Its development global economy remains stable, while decline in inflation is slowing, according to his new updated forecasts International Monetary Fund (World Economic Outlook Update).

At the same time, the IMF “xtipa bell” for insufficient fiscal adjustment in many countries after the coronavirus pandemic, criticizing the US in particular for the continued increase in their debt which poses risks to their economy and to the global economy.

The IMF predicts that world GDP to grow 3.2% this year (as with the April report) and 3.3% in 2025, marginally higher than in April.

The Eurozone expected to develop 0.9% this year (versus a forecast of 0.8% in April) and 1.5% in 2025while on US GDP growth is estimated at 2.6% and 1.9%, respectively.

The main engine for global growth is the emerging Asian economies, especially China and India, which account for half of global GDP growth.

However, the Fund emphasizes that the global outlook will remain weak for the next five years because momentum in Asian economies is expected to weaken, with China’s GDP expected to grow by 3.3% in 2029.

For global inflation it predicts that will decrease this year to 5.9% (as in April) from 6.7% in 2023 but notes that there is a slowdown in developed economies and especially the US.

The Fund considers the risks to its forecasts to be balanced, but singles out two as most significant.

Firstly, further problems in deflation developed economies could push central banks such as the US Fed to keep interest rates higher for even longer. This would put overall growth at risk, with increased upward pressure on the dollar with a negative impact on emerging and developing economies.

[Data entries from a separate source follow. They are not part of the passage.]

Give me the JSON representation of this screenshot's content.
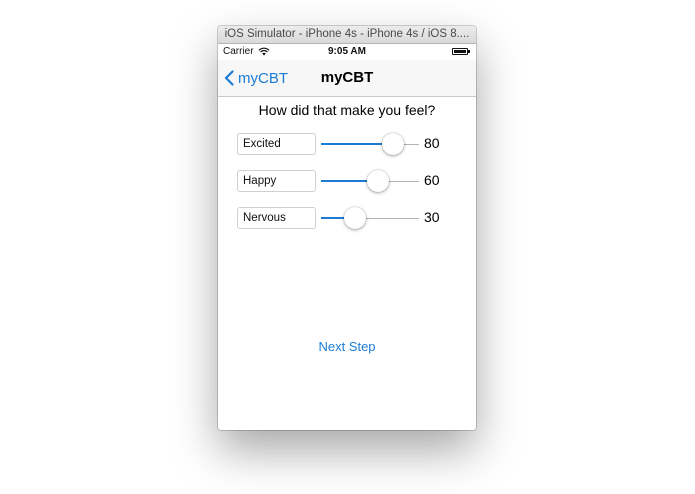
{
  "window": {
    "title": "iOS Simulator - iPhone 4s - iPhone 4s / iOS 8...."
  },
  "status_bar": {
    "carrier": "Carrier",
    "time": "9:05 AM",
    "icons": [
      "wifi-icon",
      "battery-icon"
    ]
  },
  "nav": {
    "back_label": "myCBT",
    "title": "myCBT"
  },
  "content": {
    "question": "How did that make you feel?",
    "emotions": [
      {
        "label": "Excited",
        "value": "80",
        "level": 80
      },
      {
        "label": "Happy",
        "value": "60",
        "level": 60
      },
      {
        "label": "Nervous",
        "value": "30",
        "level": 30
      }
    ],
    "slider_range": [
      0,
      100
    ],
    "next_label": "Next Step"
  },
  "colors": {
    "accent": "#1c7cd5",
    "track": "#b5b5b5"
  }
}
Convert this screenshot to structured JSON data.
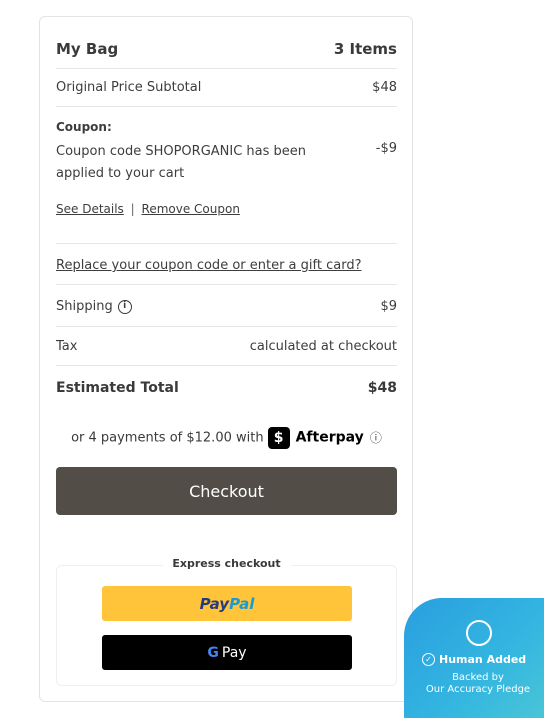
{
  "bag": {
    "title": "My Bag",
    "count": "3 Items",
    "subtotal_label": "Original Price Subtotal",
    "subtotal_value": "$48",
    "coupon_heading": "Coupon:",
    "coupon_text_line1": "Coupon code SHOPORGANIC has been",
    "coupon_text_line2": "applied to your cart",
    "coupon_value": "-$9",
    "see_details": "See Details",
    "separator": "|",
    "remove_coupon": "Remove Coupon",
    "replace_link": "Replace your coupon code or enter a gift card?",
    "shipping_label": "Shipping",
    "shipping_info": "i",
    "shipping_value": "$9",
    "tax_label": "Tax",
    "tax_value": "calculated at checkout",
    "total_label": "Estimated Total",
    "total_value": "$48"
  },
  "afterpay": {
    "text": "or 4 payments of $12.00 with",
    "logo_glyph": "$",
    "brand": "Afterpay",
    "info": "ⓘ"
  },
  "checkout": {
    "label": "Checkout"
  },
  "express": {
    "label": "Express checkout",
    "paypal_pay": "Pay",
    "paypal_pal": "Pal",
    "gpay_g": "G",
    "gpay_text": "Pay"
  },
  "badge": {
    "title": "Human Added",
    "line1": "Backed by",
    "line2": "Our Accuracy Pledge"
  },
  "colors": {
    "checkout_bg": "#524e47",
    "paypal_bg": "#ffc439",
    "paypal_dark": "#253b80",
    "paypal_light": "#179bd7",
    "badge_bg": "#2ea8e0"
  }
}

“The good news is that as the shocks subsided, inflation declined without a downturn in the economy. The bad news is that while energy and food price inflation has almost returned to pre-pandemic levels in many countries, headline inflation has not.” reports the Fund as service prices rise further.

Secondly, the Fund emphasizes thatThe fiscal problems must be addressed more immediately as their worsening has left many countries more vulnerable than anticipated before the pandemic.

“Very little is being done, fueling uncertainty about economic policy. The projected fiscal adjustments are particularly insufficient in too many countries.

It is worrying that a country like the US, at full employment, has a fiscal stance that pushes the debt-to-GDP ratio steadily higher, with risks to both the domestic and global economy.

The US’s growing reliance on short-term financing is also a concern. With higher debt, slower growth and larger deficits, it wouldn’t take long for debt runs to become less convenient, with risks to financial stability.”the IMF points out.